HP touts advantages of Itanium 2

By Stephen Shankland
11 July 2002 02:00 PM
Tags: itanium 2, speed, chips, process
The co-designer of the Itanium 2 chip has formally detailed its plans for the processor.

Hewlett-Packard formally detailed its plans for the Itanium 2 processor on Monday, a key step in HP's strategy to take on IBM and Sun.

HP, which co-designed the chip, announced a wide variety of Itanium 2 products, including lower-end two- and four-processor systems that will ship in August, options to upgrade existing servers with the new chip, and eventually a mammoth machine with 128 Itanium processors. The company also released benchmarks touting the price/performance advantages of the new chip, which analysts say back up some of the promises made by Intel and HP about the chip.

"Itanium has now crossed the threshold to compete on par and in some cases to compete with an advantage," said Giga Information Group analyst Brad Day.

For example, on the widely used TPC-C test that simulates inventory transactions with a computerised warehouse, an HP rx5670 server with four Itanium 2 processors has a score of 78,000, bettering 55,000 of the IBM x440 system with eight Xeon MP processors. The Itanium system also costs less.

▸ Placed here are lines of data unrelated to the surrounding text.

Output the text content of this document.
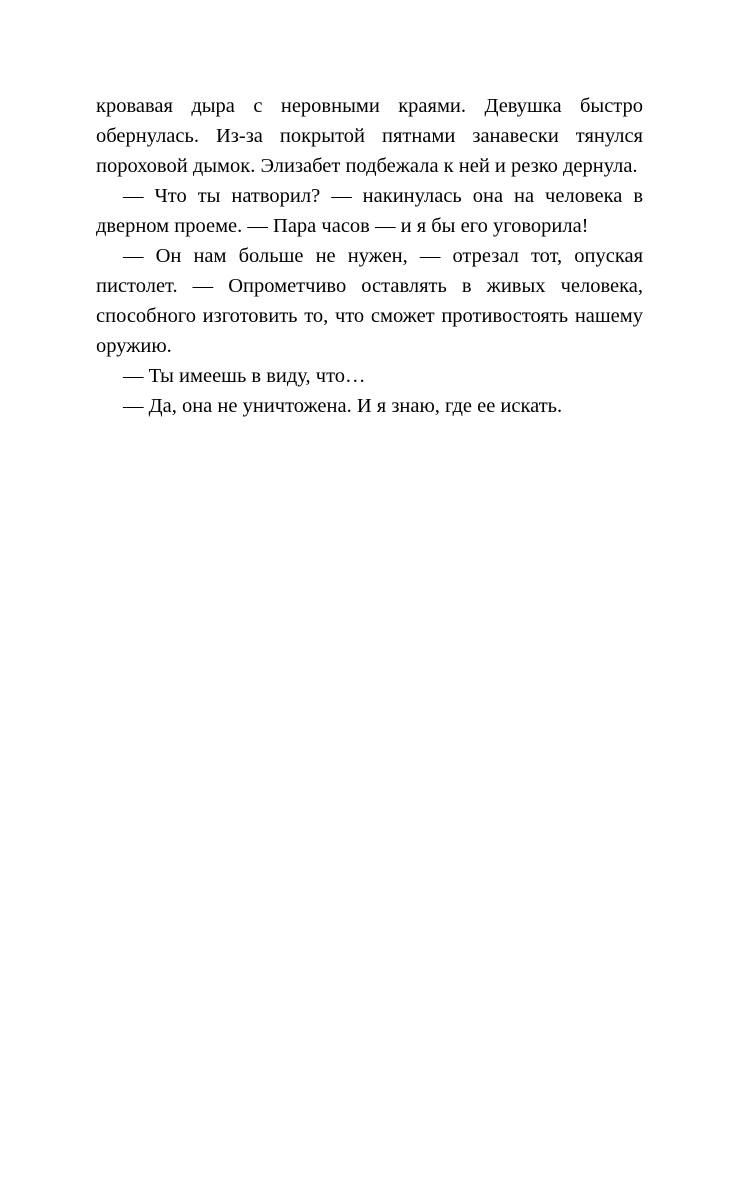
кровавая дыра с неровными краями. Девушка быстро обернулась. Из-за покрытой пятнами занавески тянулся пороховой дымок. Элизабет подбежала к ней и резко дернула.

— Что ты натворил? — накинулась она на человека в дверном проеме. — Пара часов — и я бы его уговорила!

— Он нам больше не нужен, — отрезал тот, опуская пистолет. — Опрометчиво оставлять в живых человека, способного изготовить то, что сможет противостоять нашему оружию.

— Ты имеешь в виду, что…

— Да, она не уничтожена. И я знаю, где ее искать.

Itanium 2 is a key point in HP's strategy to simplify its multiple hardware and software lines while competing with IBM and Sun Microsystems. The processors are used in high-powered workstations and in servers, networked machines for jobs such as keeping track of corporate product sales. Currently, HP uses its own chips, the PA-RISC family, in these products now. Switching to Itanium is expected to help HP, the theory goes, by cutting down independent research and development.

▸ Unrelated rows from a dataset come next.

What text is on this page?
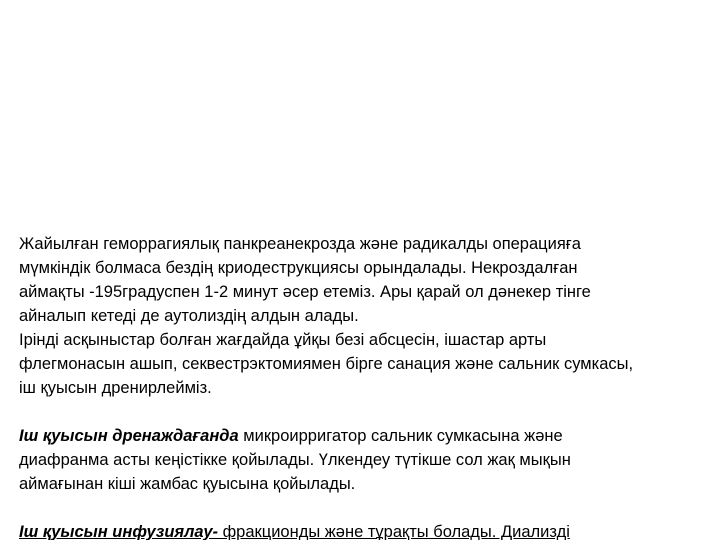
Жайылған геморрагиялық панкреанекрозда және радикалды операцияға

мүмкіндік болмаса бездің криодеструкциясы орындалады. Некроздалған

аймақты -195градуспен 1-2 минут әсер етеміз. Ары қарай ол дәнекер тінге

айналып кетеді де аутолиздің алдын алады.

Ірінді асқыныстар болған жағдайда ұйқы безі абсцесін, ішастар арты

флегмонасын ашып, секвестрэктомиямен бірге санация және сальник сумкасы,

іш қуысын дренирлейміз.

Іш қуысын дренаждағанда микроирригатор сальник сумкасына және

диафранма асты кеңістікке қойылады. Үлкендеу түтікше сол жақ мықын

аймағынан кіші жамбас қуысына қойылады.

Іш қуысын инфузиялау- фракционды және тұрақты болады. Диализді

The first Itanium had lopsided performance, doing well only on technical jobs such as physics simulations, but Itanium 2 expands into the much larger market for business software such as SAP's accounting software or tasks that require databases such as Microsoft's SQL Server.

"It wasn't until release of benchmarks by HP and Microsoft around SAP and SQL Server 2000 that we believed the Itanium 2 architecture had the balance to be aggressive both on technical and commercial computing," Day said.

The performance of the new processor family is key for HP in particular as the company places most of its eggs in the Itanium basket. IBM is backing Itanium but heavily investing in its own Power processors, while Sun is pushing its UltraSparc processors while grudgingly adopting low-end 32-bit Intel chips. By contrast, HP will not only adopt Itanium family chips into its machines that compete against Sun and IBM boxes, the company will also eventually insert the chip into the superhigh-end NonStop machines that it acquired in the Compaq Computer merger.

Eventually, HP will support five operating systems on the new processor: Windows, Linux, and three of its own products, HP-UX, OpenVMS and NonStop Kernel.

Itanium is a 64-bit chip, giving it the ability to easily address vast swathes of memory that 32-bit chips such as Intel's Pentium and Xeon can't manage. It also has capabilities for transferring information to and from memory more swiftly, features for accelerating data encryption, and improvements for working in large multiprocessor systems.

"In the longer term, we see it as a two-horse race--us and IBM," said Mark Hudson, worldwide manager for business critical systems at HP, in an interview.